Fig. 5: Evaluation of the VaNGuard test under more realistic conditions.

a 20,000 copies of synthetic SARS-CoV-2 RNA fragments were spiked into 10 ng of total RNA extracted from different immortalized human cell lines to mimic infection in various cell types [HEK293T: adrenal precursor, A549: lung, PC9: lung, HCC2279: lung, HL60: blood (promyelocytes), THP-1: blood (monocytes), U937: blood (monocytes), K562: blood (granulocytes/ erythrocytes), and Jurkat: blood (T cells)]. Pure synthetic viral RNAs were used as a control. The control or spiked RNA samples served as input to RT-LAMP, which was performed at 65 °C for 15 min. The Cas detection reaction was then carried out at 37 °C, with fluorescence after 30 min shown.
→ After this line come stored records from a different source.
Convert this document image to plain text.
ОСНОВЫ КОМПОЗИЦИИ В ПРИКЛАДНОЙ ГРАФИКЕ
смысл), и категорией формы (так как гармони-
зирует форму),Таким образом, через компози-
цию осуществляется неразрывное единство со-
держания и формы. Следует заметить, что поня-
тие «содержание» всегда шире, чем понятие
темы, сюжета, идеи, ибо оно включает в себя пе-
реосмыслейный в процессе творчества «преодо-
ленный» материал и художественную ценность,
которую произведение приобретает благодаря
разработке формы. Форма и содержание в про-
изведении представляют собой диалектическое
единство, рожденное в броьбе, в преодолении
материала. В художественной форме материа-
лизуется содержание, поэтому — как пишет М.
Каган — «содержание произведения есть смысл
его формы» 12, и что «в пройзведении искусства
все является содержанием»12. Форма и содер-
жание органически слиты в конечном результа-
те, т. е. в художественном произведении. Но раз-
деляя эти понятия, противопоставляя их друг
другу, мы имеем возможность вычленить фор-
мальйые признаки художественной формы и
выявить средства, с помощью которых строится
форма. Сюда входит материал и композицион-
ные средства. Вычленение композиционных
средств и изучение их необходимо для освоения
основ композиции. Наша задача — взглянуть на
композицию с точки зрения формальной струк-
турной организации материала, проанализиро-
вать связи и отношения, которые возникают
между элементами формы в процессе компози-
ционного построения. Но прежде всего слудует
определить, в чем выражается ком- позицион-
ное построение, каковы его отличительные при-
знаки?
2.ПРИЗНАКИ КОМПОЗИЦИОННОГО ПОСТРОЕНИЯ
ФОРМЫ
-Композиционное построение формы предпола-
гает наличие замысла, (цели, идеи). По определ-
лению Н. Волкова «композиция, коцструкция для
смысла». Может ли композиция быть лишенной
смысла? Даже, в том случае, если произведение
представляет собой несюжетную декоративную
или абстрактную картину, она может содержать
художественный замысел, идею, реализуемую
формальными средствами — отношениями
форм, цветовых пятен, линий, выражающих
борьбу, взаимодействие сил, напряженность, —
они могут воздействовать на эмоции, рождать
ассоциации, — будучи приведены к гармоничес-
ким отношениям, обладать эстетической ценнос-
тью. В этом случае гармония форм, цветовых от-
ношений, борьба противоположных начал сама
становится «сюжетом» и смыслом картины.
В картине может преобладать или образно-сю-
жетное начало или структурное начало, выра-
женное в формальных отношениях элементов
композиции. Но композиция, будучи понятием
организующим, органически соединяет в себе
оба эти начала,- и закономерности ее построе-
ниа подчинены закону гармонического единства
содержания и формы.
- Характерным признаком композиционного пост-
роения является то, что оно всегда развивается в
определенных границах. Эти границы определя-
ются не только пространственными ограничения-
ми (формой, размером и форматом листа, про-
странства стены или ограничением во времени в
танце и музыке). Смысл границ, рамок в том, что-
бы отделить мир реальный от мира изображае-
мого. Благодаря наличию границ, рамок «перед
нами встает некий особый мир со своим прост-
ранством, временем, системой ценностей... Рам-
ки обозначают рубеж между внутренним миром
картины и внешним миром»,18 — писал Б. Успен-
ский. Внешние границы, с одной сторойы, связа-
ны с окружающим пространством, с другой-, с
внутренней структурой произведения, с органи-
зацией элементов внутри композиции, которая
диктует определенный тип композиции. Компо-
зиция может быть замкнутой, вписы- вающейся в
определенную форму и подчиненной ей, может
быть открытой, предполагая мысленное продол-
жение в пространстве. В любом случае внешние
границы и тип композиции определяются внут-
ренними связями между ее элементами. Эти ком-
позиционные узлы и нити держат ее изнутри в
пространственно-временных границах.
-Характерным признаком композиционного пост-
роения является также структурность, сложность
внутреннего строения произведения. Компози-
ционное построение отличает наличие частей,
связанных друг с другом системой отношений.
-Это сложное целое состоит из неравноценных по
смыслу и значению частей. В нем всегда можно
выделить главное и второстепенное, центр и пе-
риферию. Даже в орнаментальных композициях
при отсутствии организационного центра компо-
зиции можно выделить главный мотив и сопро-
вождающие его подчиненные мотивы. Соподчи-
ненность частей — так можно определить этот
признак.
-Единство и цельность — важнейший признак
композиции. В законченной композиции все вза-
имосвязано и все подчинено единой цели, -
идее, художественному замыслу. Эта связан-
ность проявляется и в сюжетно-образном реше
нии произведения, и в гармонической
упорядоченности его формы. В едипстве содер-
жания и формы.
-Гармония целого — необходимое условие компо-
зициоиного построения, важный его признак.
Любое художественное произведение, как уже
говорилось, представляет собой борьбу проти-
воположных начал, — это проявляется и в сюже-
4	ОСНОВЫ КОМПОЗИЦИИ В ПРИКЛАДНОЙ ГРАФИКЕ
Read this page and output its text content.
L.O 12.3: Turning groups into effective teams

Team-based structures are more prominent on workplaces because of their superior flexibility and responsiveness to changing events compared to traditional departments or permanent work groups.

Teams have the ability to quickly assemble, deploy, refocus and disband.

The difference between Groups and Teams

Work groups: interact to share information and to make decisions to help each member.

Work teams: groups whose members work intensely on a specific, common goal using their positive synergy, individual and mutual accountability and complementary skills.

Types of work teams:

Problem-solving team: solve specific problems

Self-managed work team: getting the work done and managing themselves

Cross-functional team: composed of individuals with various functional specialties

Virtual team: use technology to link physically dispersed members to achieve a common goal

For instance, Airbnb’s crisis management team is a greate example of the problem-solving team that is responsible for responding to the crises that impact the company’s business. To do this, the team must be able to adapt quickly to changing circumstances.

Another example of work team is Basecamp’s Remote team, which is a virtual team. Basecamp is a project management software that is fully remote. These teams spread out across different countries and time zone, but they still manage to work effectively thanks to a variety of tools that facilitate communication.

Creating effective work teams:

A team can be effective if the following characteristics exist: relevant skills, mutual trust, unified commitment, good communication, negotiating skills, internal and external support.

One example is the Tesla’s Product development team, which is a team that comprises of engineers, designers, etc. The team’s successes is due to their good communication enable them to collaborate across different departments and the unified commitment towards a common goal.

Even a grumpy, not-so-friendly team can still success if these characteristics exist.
Data represent mean ± s.e.m. (n = 3 [all except control and HEK293T RNA], 6 [control], or 7 [HEK293T RNA] biological replicates). There was no significant loss of signal in the presence of human RNA (n.s.: not significant, P > 0.2; one-sided Student’s t-test). b Analytical LoD for a S254F N234N double mutant RNA template either by itself or mixed with 10 ng total human RNA from HCC2279 cells. Different copies of synthetic viral template (with or without human RNA) were used as input to RT-LAMP, which was performed at 65 °C for 15 min. The Cas detection reaction was then carried out at 37 °C, with fluorescence after 10 min shown. Data represent mean ± s.e.m. (n = 4 biological replicates). c Analytical LoD for purified synthetic wild-type SARS-CoV-2 RNA template in the presence of 2 µl or 4 µl UTM. Data represent mean ± s.e.m. (n = 4 biological replicates). d Analytical LoD for wild-type (WT) or S254F N234N double mutant RNA template mixed with 10 ng total human RNA from HCC2279 cells in the presence of 2 µl UTM. Data represent mean ± s.e.m. (n = 4 biological replicates). Source data are available in the Source Data file.